I have known Dirk since 1967. We shared a first apartment together. We even, for a brief time, shared a single bed — because that was the only bed there was. We traveled (by car) to Alaska. He used to walk through the hills of the Black Forest dictating letters to me by cassette.
To this day I get, at least once a month, a handwritten letter, sometimes 20 pages in length, bursting with the details and intrigue of his life as a high school teacher in Brooklyn, as an artist, and as a philosopher/author of works on Heidegger, Albert Hoffman, Ernst Juenger, Bob Dylan and the Indian philosopher Patanjali.
In the war of ideas, Dirk Leach is a combatant. I wonder sometimes where he gets his relentless zeal and his focus, and his essential kindness in a mean world.
Dirk’s essay in Autopia is about a period he spent in the 1970s as a factory laborer in the Daimler-Benz plant. It is a remarkable portrait of labor, and intelligence, and oppression. Read and tell me this is not terrific prose from a poet you probably never heard of:
“It was saddening to watch the finished Mercedes automobiles slide by under the inspection lights. The absurdity of the pretense of being one of the leading automobile manufacturers in the world of gasoline-powered transportation, a rank achieved through the appeal of the luxury car, was a pompous parade before me which no statement could stop.
“This parade of wasted resources which we tended all day was pushed forward by a struggle for survival, a race. The were all driven to work at the speed of the belts in the factories. It had been calculated, estimated, how fast we had to work to keep up. The military economy set the pace for our 40 hour week. We needed the money to pay for the guns, soldiers, and bombs — to defend ourselves from the ‘Great Enemy,’ and to exploit the populations of poor neighbor-nations.

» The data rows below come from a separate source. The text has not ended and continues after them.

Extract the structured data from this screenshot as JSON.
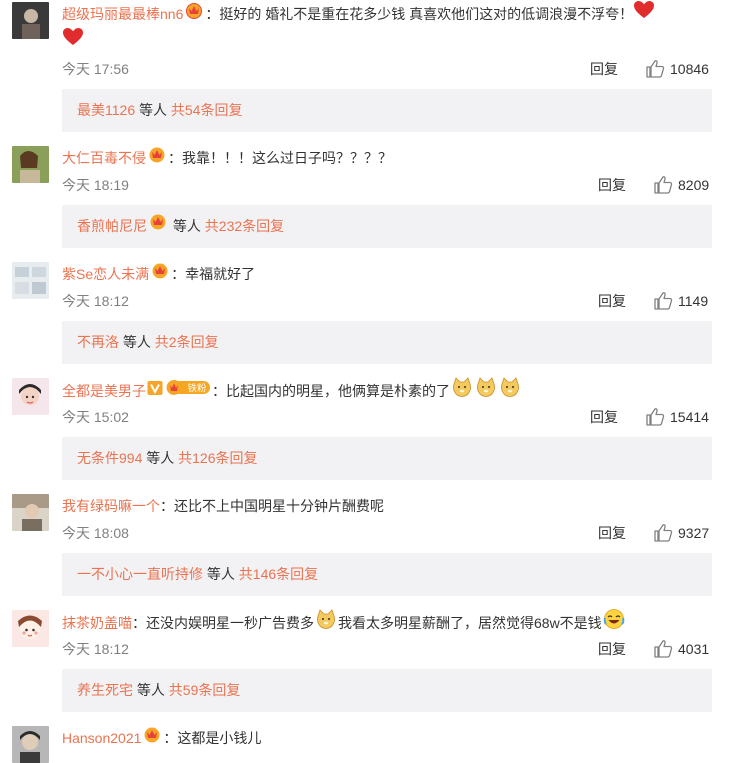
{
  "comments": [
    {
      "user": "超级玛丽最最棒nn6",
      "sep": "：",
      "text": "挺好的 婚礼不是重在花多少钱 真喜欢他们这对的低调浪漫不浮夸！",
      "time": "今天 17:56",
      "reply_label": "回复",
      "likes": "10846",
      "sub_user": "最美1126",
      "sub_mid": " 等人 ",
      "sub_total": "共54条回复"
    },
    {
      "user": "大仁百毒不侵",
      "sep": "：",
      "text": "我靠！！！这么过日子吗？？？？",
      "time": "今天 18:19",
      "reply_label": "回复",
      "likes": "8209",
      "sub_user": "香煎帕尼尼",
      "sub_mid": " 等人 ",
      "sub_total": "共232条回复"
    },
    {
      "user": "紫Se恋人未满",
      "sep": "：",
      "text": "幸福就好了",
      "time": "今天 18:12",
      "reply_label": "回复",
      "likes": "1149",
      "sub_user": "不再洛",
      "sub_mid": " 等人 ",
      "sub_total": "共2条回复"
    },
    {
      "user": "全都是美男子",
      "fan_badge": "铁粉",
      "sep": "：",
      "text": "比起国内的明星，他俩算是朴素的了",
      "time": "今天 15:02",
      "reply_label": "回复",
      "likes": "15414",
      "sub_user": "无条件994",
      "sub_mid": " 等人 ",
      "sub_total": "共126条回复"
    },
    {
      "user": "我有绿码嘛一个",
      "sep": "：",
      "text": "还比不上中国明星十分钟片酬费呢",
      "time": "今天 18:08",
      "reply_label": "回复",
      "likes": "9327",
      "sub_user": "一不小心一直听持修",
      "sub_mid": " 等人 ",
      "sub_total": "共146条回复"
    },
    {
      "user": "抹茶奶盖喵",
      "sep": "：",
      "text": "还没内娱明星一秒广告费多",
      "text2": "我看太多明星薪酬了，居然觉得68w不是钱",
      "time": "今天 18:12",
      "reply_label": "回复",
      "likes": "4031",
      "sub_user": "养生死宅",
      "sub_mid": " 等人 ",
      "sub_total": "共59条回复"
    },
    {
      "user": "Hanson2021",
      "sep": "：",
      "text": "这都是小钱儿"
    }
  ],
  "colors": {
    "link": "#eb7350",
    "sub_bg": "#f2f2f5",
    "text": "#333333",
    "muted": "#808080"
  }
}
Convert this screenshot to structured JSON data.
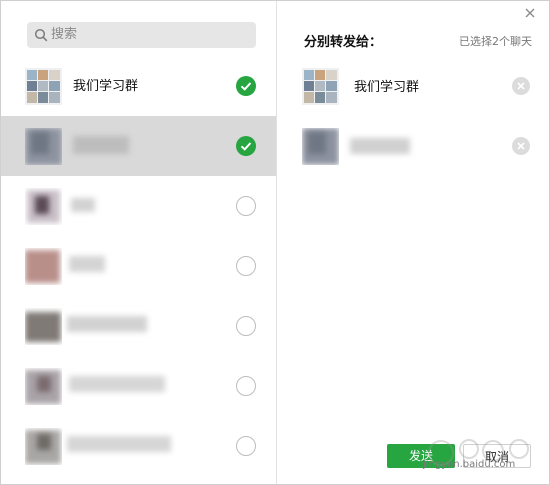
{
  "search": {
    "placeholder": "搜索",
    "icon": "search-icon"
  },
  "left_list": [
    {
      "name": "我们学习群",
      "selected": true
    },
    {
      "name": "",
      "selected": true
    },
    {
      "name": "",
      "selected": false
    },
    {
      "name": "",
      "selected": false
    },
    {
      "name": "",
      "selected": false
    },
    {
      "name": "",
      "selected": false
    },
    {
      "name": "",
      "selected": false
    }
  ],
  "right_panel": {
    "title": "分别转发给：",
    "count": "已选择2个聊天",
    "selected_items": [
      {
        "name": "我们学习群"
      },
      {
        "name": ""
      }
    ]
  },
  "buttons": {
    "send": "发送",
    "cancel": "取消"
  },
  "watermark": {
    "text": "jingyan.baidu.com"
  },
  "colors": {
    "accent": "#26a540",
    "selected_row": "#d9d9d9",
    "search_bg": "#e6e6e6"
  }
}
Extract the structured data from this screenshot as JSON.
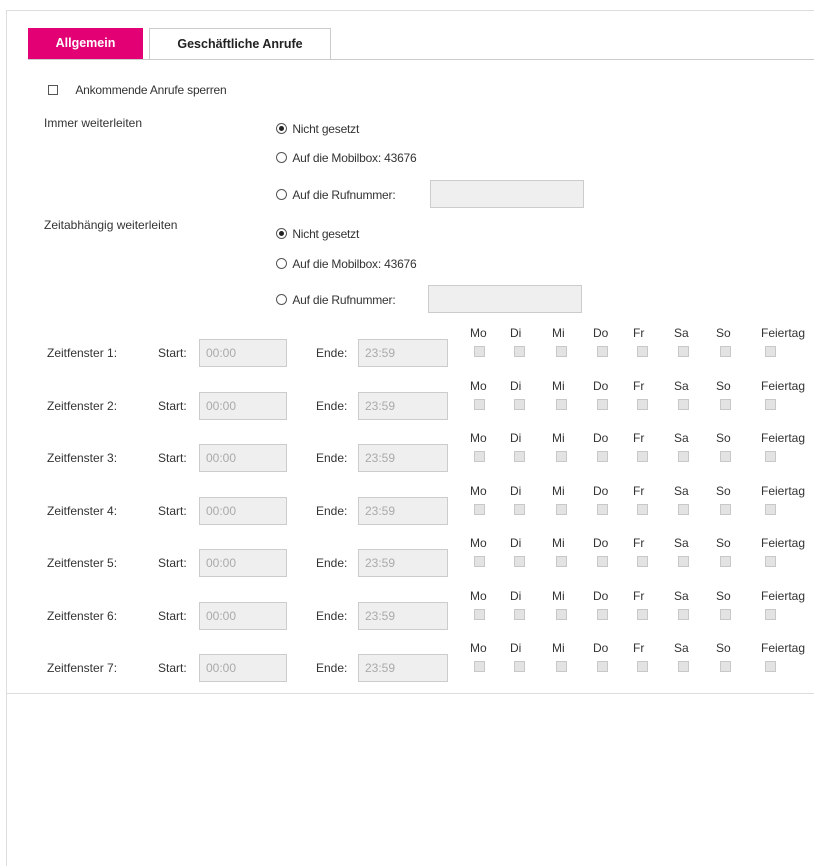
{
  "tabs": [
    {
      "label": "Allgemein",
      "active": true
    },
    {
      "label": "Geschäftliche Anrufe",
      "active": false
    }
  ],
  "block_incoming": {
    "label": "Ankommende Anrufe sperren",
    "checked": false
  },
  "always_forward": {
    "label": "Immer weiterleiten",
    "options": [
      "Nicht gesetzt",
      "Auf die Mobilbox: 43676",
      "Auf die Rufnummer:"
    ],
    "selected": 0,
    "number_value": ""
  },
  "time_forward": {
    "label": "Zeitabhängig weiterleiten",
    "options": [
      "Nicht gesetzt",
      "Auf die Mobilbox: 43676",
      "Auf die Rufnummer:"
    ],
    "selected": 0,
    "number_value": ""
  },
  "time_windows": {
    "start_label": "Start:",
    "end_label": "Ende:",
    "days": [
      "Mo",
      "Di",
      "Mi",
      "Do",
      "Fr",
      "Sa",
      "So",
      "Feiertag"
    ],
    "windows": [
      {
        "label": "Zeitfenster 1:",
        "start": "00:00",
        "end": "23:59"
      },
      {
        "label": "Zeitfenster 2:",
        "start": "00:00",
        "end": "23:59"
      },
      {
        "label": "Zeitfenster 3:",
        "start": "00:00",
        "end": "23:59"
      },
      {
        "label": "Zeitfenster 4:",
        "start": "00:00",
        "end": "23:59"
      },
      {
        "label": "Zeitfenster 5:",
        "start": "00:00",
        "end": "23:59"
      },
      {
        "label": "Zeitfenster 6:",
        "start": "00:00",
        "end": "23:59"
      },
      {
        "label": "Zeitfenster 7:",
        "start": "00:00",
        "end": "23:59"
      }
    ]
  },
  "colors": {
    "accent": "#e20074"
  }
}
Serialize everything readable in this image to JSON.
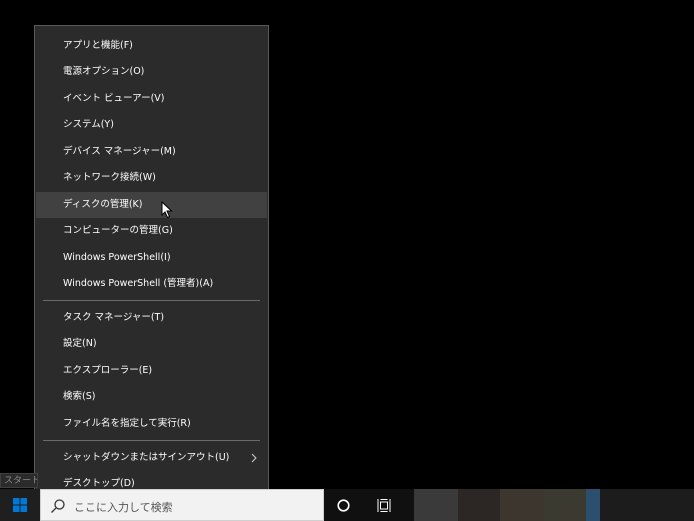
{
  "menu": {
    "items": [
      {
        "label": "アプリと機能(F)"
      },
      {
        "label": "電源オプション(O)"
      },
      {
        "label": "イベント ビューアー(V)"
      },
      {
        "label": "システム(Y)"
      },
      {
        "label": "デバイス マネージャー(M)"
      },
      {
        "label": "ネットワーク接続(W)"
      },
      {
        "label": "ディスクの管理(K)"
      },
      {
        "label": "コンピューターの管理(G)"
      },
      {
        "label": "Windows PowerShell(I)"
      },
      {
        "label": "Windows PowerShell (管理者)(A)"
      },
      {
        "label": "タスク マネージャー(T)"
      },
      {
        "label": "設定(N)"
      },
      {
        "label": "エクスプローラー(E)"
      },
      {
        "label": "検索(S)"
      },
      {
        "label": "ファイル名を指定して実行(R)"
      },
      {
        "label": "シャットダウンまたはサインアウト(U)"
      },
      {
        "label": "デスクトップ(D)"
      }
    ],
    "hovered_item": "ディスクの管理(K)"
  },
  "tooltip": {
    "text": "スタート"
  },
  "taskbar": {
    "search_placeholder": "ここに入力して検索",
    "icons": [
      "windows-logo-icon",
      "search-icon",
      "cortana-circle-icon",
      "task-view-icon"
    ]
  },
  "colors": {
    "menu_bg": "#2b2b2b",
    "menu_hover": "#414141",
    "menu_text": "#ffffff",
    "separator": "#6a6a6a",
    "taskbar_bg": "#101010",
    "search_bg": "#f2f2f2",
    "windows_blue": "#0078d7"
  }
}
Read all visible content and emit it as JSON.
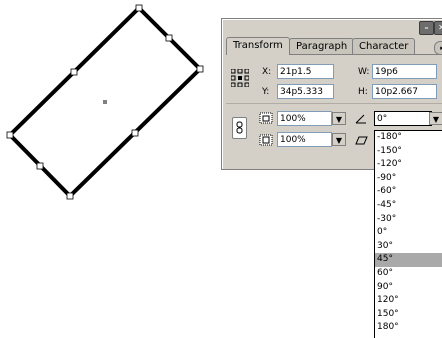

“Building Mercedes Benzes was one of the most lucrative of the different enterprises constituting the war effort: these automobiles were a powerful weapon in the fight for more power, power to fulfill ideas and realize projects. And power, as far as technology understood it, was fuel. Fuel was the life in a dead machine. We were mobilized by machines, fighting each other for the power to animate the dead products of our technological skill. They would all stand useless without fuel.
“And if we understood this we were challenged to overcome the voracious system we had created as our slave. It was our own incomprehension of strength made metallic and automotive.”